There have also been concerns that there will be a second “wave” of Covid-19 in the autumn, so, depending on when the Leaving Cert would be pushed back to, it could be cancelled or postponed again if there’s a surge in cases.

“I believe the government cannot continue to adopt this wait and see approach with the Leaving Cert. It is becoming clearer with every week that passes that it is simply not tenable for it to proceed,” Fianna Fáil’s education spokesperson Thomas Byrne said.  

The Children’s Ombudsman Dr Niall Muldoon met Minister Joe McHugh yesterday to discuss concerns raised by parents and children, which related to mental health, special education needs, digital discrimination, and inequity in the provision of continuity of learning.

Muldoon also said that “on a purely human level there are 61,000 children who are deprived of all the positive elements of finishing school, the comradery, the sports days, fun days and general acknowledgement that they have moved from a child to an adult over a six year period”.

This is a crucial rite of passage for so many and it is the closeness of friends and the support of teachers and other school staff which makes the chore of studying worthwhile – but that has been taken away from this cohort of children and it will always hurt, no matter what results they get in the exams.

“I really hope that clarity can be provided to children, their parents and teachers as soon as possible to avoid further anxiety amongst an already vulnerable group of people.”

The Taoiseach acknowledged the stress Leaving Cert students are under, and told the Dáil today: “I fully appreciate the distress and the uncertainty which sixth year students are under.

“I still get nightmares about my Leaving Certificate maths paper, I know how traumatic the Leaving Certificate can be for many people.
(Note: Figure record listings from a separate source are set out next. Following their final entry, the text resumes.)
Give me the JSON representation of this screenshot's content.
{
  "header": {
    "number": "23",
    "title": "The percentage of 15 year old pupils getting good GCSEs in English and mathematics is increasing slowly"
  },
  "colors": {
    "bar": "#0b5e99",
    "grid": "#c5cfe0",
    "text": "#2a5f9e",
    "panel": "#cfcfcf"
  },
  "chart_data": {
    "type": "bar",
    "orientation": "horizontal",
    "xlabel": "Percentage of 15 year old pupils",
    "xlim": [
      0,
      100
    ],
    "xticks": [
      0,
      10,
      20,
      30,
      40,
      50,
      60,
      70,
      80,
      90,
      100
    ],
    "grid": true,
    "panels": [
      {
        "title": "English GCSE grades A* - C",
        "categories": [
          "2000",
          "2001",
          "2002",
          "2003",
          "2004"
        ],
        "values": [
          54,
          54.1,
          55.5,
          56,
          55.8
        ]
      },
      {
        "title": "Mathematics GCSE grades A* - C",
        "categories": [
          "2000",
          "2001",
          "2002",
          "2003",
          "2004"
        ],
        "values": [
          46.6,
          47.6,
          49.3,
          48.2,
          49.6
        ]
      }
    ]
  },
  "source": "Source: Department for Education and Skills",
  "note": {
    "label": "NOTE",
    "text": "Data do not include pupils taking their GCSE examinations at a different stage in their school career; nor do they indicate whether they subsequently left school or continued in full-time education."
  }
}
We will try to bring a conclusion to this matter this week as best we can,” Leo Varadkar said.

The ASTI and TUI issued this short statement today:

“The Executive Committees of the ASTI and TUI met separately last night (Wednesday).

“The unions will continue to engage through the advisory group of stakeholders in relation to contingency arrangements for the State Examinations and will not be commenting further at this point.

“Teachers continue to support their students in these difficult and extraordinary times.”